By Juliet Akoth
Nairobi, Kenya: In the wake of cybercriminals leveraging Generative Artificial Intelligence (Gen AI) to amplify their attacks on organizations and individuals, cybersecurity experts have now devised innovative approaches to tackle this growing menace.
This shift in strategy follows increased complexities in combating the threats from the new trends of attacks.
In Kenya alone, the surge in cyber threats is alarming with Trend Micro, a global cybersecurity leader reporting a staggering 1.8 million malware attacks targeting businesses and consumers in 2023.
According to Zaheer Ebrahim, Solutions Architect, Middle East and Africa at Trend Micro, the speed and scalability of AI are increasing the sophistication of social engineering, while also making it quicker and easier for cybercriminals to trawl through large datasets for information to exploit.

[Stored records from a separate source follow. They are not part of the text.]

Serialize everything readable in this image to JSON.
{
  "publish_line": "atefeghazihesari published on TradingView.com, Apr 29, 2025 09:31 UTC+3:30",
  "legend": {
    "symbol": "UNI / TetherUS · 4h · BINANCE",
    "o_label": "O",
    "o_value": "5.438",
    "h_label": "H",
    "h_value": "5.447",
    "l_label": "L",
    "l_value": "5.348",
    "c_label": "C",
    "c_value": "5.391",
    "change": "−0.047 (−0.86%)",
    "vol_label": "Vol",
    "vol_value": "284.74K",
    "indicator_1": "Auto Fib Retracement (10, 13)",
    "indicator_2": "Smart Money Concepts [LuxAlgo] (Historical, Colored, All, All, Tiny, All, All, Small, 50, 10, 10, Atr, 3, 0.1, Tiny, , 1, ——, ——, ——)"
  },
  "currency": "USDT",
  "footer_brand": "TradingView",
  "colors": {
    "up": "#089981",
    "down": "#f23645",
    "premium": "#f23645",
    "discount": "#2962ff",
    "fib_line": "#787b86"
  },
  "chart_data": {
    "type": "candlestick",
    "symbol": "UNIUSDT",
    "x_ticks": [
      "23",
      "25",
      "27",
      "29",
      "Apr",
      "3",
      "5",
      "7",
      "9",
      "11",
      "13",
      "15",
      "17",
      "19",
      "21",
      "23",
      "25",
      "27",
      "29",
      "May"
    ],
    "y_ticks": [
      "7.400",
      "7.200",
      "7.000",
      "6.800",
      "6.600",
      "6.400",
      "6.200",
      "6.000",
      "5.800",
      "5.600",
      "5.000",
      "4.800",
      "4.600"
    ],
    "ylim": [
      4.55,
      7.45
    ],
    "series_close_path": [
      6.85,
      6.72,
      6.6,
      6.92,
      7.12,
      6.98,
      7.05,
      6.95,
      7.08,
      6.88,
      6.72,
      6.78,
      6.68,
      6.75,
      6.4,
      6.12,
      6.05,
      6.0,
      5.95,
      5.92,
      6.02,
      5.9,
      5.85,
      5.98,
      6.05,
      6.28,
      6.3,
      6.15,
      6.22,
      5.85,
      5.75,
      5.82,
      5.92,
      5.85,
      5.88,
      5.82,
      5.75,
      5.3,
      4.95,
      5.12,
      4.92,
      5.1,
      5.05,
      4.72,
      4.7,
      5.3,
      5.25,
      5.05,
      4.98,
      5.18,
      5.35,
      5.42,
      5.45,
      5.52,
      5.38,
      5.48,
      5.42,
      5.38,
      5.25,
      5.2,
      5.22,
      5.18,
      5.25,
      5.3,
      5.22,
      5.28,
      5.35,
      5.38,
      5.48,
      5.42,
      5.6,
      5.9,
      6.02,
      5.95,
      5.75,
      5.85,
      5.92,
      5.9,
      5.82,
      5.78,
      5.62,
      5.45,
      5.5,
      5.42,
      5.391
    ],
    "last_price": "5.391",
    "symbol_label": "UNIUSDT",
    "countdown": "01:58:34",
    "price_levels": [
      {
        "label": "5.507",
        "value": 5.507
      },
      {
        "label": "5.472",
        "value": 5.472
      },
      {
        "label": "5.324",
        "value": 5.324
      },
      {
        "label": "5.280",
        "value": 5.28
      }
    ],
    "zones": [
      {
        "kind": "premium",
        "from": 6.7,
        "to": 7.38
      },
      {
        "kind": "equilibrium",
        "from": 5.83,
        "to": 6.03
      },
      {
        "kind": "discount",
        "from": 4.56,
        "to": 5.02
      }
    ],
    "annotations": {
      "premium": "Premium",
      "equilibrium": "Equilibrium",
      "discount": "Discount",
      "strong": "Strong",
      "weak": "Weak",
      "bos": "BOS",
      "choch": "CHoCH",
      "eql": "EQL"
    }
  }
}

“To guard against these attacks, defenders need to understand the nature of the threats they are facing and evolve their security practices accordingly,” noted Zaheer.
He further reveals that previously cybercriminals were using two main phishing strategies; mass-blasting a huge number of targets with hopes of catching vulnerable users, and manual targeting of specific users after extensive research on them. This high-effort, high-success method is known as ‘harpoon phishing’ or ‘whale phishing’.
The use of Gen AI is worrisome as it is converging these two models, making it easy for attackers to send targeted, error-free, and tonally convincing messages on a mass scale in multiple languages. This is already branching beyond emails and texts to include persuasive audio and fake videos (deepfakes).
This coupled with readily available Apps, like HeyGen( an online app that helps you generate or repurpose videos using AI technologies including digital avatars, text-to-video, and video translations) has allowed even cybercriminals with no coding knowledge or special computing resources to produce customized high-resolution outputs that are humanly undetectable.
Trend Micro is predicting more sophisticated approaches by cybercriminals, a situation that requires evolved security practices and tools.
“More recently, hijacking and jailbreaking apps have become trending topics in cybercrime forums, indicating high criminal interest. These tactics are likely to gain ground in 2024,” explained Zaheer.
New Innovative Approaches to match Gen AI threats.
Despite the AI-enabled intensification of cybercrime, experts at Trend Micro have identified defense strategies to match gen AI threats involving a combination of zero-trust approaches and the use of AI to make security stronger.
As the name implies, with zero trust, trust is never presumed. Identities must always be verified, and only necessary people and machines can access sensitive information or processes for defined purposes at specific times. This limits the attack surface and slows attackers down.
“In cases where cybercriminals target phony purchase order email with deepfake voice confirmation, zero-trust verification would prohibit users from calling the number in the message,” he said.
Instead, they would have an established ‘safe list’ of numbers to call, and/or need multi-stakeholder approval to verify the transaction. Coded language could even be used for additional authentication.
Furthermore, Zaheer reveals that Even though phishing attacks are now too well disguised for users to detect them on their own, cybersecurity awareness training remains essential.
This is because AI and machine learning can be used to detect sentiment and tone in messages or evaluate web pages to prevent fraud attempts that might slip by users.
“Over the coming year, local businesses should expect to see cybercriminals leverage AI in new and sophisticated ways. However, defenders can use the technology to their own advantage, combining AI with zero-trust security frameworks and a strong security culture to combat evolving criminal tactics,” Ebrahim concluded.